The Fijian Government has announced a timetable for a new constitution. This is well overdue, but better late than never. First the principles that will make up the constitution:
- A common and equal citizenry;
- A secular state;
- The removal of systemic corruption;
- An independent judiciary;
- Elimination of discrimination;
- Good and transparent governance;
- Social justice;
- One person, one vote, one value;
- The elimination of ethnic voting;
- Proportional representation; and
- A voting age of 18.
The commitment to a secular state, an independent judiciary and the elimination of ethnic voting is especially welcome. Hell, maybe one day we’ll do the same in New Zealand and our Head of State won’t have to be a particular religion, and we won’t have race based seats.
Some of the issues to be discussed are:
- Do we want economic and social rights to be included in the Bill of Rights? In other words, should there be a right to basic housing, to clean drinking water, to basic health services, to electricity?
- What should be the size of Parliament? Should it be reduced from previous numbers?
- How do we attract better quality candidates to Parliament?
- Should we have a Senate? If so, should Senators be elected or selected?
- How should the judiciary be selected?
- Should political parties and their office holders disclose their assets and liabilities?
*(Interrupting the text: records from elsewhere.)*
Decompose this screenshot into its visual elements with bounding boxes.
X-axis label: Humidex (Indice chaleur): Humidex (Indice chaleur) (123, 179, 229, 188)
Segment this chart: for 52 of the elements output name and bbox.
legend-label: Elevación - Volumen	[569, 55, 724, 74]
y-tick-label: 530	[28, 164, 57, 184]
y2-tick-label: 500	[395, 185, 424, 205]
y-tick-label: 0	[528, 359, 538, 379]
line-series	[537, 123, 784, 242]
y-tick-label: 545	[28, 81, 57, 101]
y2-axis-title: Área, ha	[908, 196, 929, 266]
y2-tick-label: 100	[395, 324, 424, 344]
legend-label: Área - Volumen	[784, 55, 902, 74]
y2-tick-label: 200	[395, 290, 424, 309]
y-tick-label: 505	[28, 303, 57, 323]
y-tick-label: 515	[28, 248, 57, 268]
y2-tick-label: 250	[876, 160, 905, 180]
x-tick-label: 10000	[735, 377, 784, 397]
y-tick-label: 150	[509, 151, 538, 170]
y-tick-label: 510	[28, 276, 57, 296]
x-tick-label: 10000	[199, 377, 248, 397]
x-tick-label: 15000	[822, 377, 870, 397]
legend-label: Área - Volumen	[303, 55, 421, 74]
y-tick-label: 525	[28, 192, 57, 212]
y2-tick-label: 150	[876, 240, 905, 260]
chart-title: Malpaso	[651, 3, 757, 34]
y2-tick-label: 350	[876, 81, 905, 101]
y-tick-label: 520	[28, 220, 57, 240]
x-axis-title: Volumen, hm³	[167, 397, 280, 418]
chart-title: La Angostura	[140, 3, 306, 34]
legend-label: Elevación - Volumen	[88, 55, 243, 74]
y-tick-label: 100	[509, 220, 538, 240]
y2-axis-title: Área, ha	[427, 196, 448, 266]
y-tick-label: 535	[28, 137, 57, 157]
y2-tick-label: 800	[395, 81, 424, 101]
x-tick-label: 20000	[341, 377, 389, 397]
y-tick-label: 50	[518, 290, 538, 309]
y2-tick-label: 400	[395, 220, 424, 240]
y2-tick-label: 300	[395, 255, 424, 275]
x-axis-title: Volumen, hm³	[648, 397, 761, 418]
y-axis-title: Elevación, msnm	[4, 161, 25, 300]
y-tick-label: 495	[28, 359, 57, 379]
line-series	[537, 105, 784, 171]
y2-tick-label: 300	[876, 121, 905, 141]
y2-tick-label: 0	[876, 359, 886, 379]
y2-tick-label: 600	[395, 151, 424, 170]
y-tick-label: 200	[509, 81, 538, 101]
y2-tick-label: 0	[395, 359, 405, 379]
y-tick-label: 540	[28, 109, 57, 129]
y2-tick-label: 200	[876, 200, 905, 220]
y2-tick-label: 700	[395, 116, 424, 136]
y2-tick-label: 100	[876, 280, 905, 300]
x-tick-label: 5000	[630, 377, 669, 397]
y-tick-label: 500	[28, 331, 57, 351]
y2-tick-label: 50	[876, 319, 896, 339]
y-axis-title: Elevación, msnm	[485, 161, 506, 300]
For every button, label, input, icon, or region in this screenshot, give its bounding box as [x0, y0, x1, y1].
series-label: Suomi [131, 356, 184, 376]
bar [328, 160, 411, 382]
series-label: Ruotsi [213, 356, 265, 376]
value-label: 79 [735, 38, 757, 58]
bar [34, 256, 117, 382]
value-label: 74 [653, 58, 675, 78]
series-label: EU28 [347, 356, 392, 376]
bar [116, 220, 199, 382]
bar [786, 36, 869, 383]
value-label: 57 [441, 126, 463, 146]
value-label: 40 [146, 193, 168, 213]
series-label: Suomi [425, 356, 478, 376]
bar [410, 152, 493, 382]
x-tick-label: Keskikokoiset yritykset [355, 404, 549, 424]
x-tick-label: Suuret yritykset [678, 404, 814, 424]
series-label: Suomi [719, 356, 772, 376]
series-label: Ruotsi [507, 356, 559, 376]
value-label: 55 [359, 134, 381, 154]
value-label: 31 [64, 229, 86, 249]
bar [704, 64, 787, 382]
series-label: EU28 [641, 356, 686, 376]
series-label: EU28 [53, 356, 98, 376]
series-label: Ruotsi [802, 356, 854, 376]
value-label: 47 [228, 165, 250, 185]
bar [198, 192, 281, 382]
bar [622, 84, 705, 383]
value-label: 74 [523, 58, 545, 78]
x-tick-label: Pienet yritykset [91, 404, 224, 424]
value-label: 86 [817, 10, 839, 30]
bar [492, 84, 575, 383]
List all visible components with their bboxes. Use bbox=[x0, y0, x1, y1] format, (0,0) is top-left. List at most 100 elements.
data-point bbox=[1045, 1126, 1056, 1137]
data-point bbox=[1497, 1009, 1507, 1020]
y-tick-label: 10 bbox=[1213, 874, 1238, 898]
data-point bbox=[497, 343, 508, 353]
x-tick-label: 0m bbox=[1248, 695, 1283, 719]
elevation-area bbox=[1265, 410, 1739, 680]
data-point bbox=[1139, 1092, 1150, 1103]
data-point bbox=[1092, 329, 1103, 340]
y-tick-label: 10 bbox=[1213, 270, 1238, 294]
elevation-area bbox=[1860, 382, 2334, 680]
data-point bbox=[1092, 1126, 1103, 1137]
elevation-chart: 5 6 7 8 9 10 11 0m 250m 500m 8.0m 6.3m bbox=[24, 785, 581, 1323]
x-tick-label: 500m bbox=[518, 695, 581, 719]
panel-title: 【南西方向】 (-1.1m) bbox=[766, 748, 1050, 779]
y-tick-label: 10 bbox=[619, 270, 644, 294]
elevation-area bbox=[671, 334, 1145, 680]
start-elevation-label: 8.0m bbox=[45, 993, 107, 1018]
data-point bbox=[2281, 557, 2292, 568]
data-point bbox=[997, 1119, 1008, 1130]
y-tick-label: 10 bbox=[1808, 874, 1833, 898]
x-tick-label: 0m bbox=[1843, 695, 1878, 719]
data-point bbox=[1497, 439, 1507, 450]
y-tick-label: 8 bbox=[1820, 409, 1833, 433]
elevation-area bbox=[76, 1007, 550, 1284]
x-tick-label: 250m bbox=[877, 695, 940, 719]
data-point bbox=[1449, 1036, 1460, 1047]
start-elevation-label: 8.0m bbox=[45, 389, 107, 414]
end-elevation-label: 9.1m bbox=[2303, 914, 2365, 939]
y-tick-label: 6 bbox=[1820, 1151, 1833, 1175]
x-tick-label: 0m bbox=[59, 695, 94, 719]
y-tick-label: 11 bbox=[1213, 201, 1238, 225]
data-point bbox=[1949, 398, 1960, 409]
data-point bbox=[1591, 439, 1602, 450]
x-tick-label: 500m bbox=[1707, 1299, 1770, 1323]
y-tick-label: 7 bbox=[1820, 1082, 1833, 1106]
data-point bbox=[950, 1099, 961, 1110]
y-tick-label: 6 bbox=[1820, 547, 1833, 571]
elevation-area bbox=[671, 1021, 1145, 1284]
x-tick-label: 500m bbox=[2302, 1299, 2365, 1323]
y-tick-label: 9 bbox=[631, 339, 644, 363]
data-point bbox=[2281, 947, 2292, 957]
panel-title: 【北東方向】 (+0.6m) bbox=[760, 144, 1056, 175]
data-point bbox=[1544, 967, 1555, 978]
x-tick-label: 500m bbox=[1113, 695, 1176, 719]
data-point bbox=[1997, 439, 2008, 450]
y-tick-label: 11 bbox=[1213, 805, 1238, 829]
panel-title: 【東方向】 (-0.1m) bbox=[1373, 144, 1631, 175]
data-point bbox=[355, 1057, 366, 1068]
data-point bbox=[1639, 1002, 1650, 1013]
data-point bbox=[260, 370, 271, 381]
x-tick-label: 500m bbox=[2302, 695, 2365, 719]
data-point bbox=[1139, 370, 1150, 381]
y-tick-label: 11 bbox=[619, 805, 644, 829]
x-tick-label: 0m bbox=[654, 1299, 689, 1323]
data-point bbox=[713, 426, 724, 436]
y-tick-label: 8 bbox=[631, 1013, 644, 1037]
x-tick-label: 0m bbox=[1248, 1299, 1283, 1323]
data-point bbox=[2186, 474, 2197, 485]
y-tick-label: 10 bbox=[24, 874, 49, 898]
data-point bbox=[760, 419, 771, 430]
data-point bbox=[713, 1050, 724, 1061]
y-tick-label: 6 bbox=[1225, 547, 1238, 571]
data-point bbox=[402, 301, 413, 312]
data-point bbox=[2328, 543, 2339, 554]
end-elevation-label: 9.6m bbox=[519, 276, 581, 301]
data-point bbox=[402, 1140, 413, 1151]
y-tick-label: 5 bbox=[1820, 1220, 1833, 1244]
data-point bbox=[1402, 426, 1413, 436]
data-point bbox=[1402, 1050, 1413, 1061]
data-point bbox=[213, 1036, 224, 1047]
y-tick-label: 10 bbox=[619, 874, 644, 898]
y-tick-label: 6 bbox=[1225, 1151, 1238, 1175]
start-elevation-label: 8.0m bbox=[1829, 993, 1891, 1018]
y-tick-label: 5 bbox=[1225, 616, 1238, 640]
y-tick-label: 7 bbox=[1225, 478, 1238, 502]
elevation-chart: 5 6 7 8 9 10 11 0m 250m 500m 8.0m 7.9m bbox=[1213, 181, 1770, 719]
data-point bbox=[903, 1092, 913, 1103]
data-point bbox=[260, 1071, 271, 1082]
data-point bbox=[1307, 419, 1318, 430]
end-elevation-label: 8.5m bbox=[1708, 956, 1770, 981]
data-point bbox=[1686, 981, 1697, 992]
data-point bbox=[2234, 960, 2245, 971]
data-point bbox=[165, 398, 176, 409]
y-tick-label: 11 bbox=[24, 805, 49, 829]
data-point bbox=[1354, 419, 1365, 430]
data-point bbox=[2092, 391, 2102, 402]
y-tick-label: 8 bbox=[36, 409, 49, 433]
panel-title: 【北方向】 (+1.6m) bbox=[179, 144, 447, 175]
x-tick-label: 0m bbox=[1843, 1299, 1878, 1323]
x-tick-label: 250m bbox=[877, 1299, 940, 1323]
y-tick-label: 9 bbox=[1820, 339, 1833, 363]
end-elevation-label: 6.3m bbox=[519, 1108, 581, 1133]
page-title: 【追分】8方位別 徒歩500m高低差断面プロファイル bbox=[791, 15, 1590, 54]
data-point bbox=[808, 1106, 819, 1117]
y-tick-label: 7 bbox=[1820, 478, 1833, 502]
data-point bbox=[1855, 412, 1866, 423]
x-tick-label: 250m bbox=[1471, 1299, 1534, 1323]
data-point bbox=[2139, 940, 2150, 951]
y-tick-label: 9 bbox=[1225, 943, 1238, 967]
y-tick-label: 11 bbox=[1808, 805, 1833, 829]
The Chairperson of the Constitutional Commission will be Professor Yash Ghai, who is an internationally renowned constitution and human rights expert.
The timetable is:
- July 12 – Sep 12 – Public consultation
- Oct 12 – Dec 12 – Commission writes a draft constitution
- Jan 13 – Feb 13 – Constitution considered by a Constituent Assembly
The one area for concern at this stage, is that an unelected Constituent Assembly approves the constitution. It would be better to have the Assembly amend the draft and finalise it, but have a public referendum on approving it.
But overall it looks a positive step forward.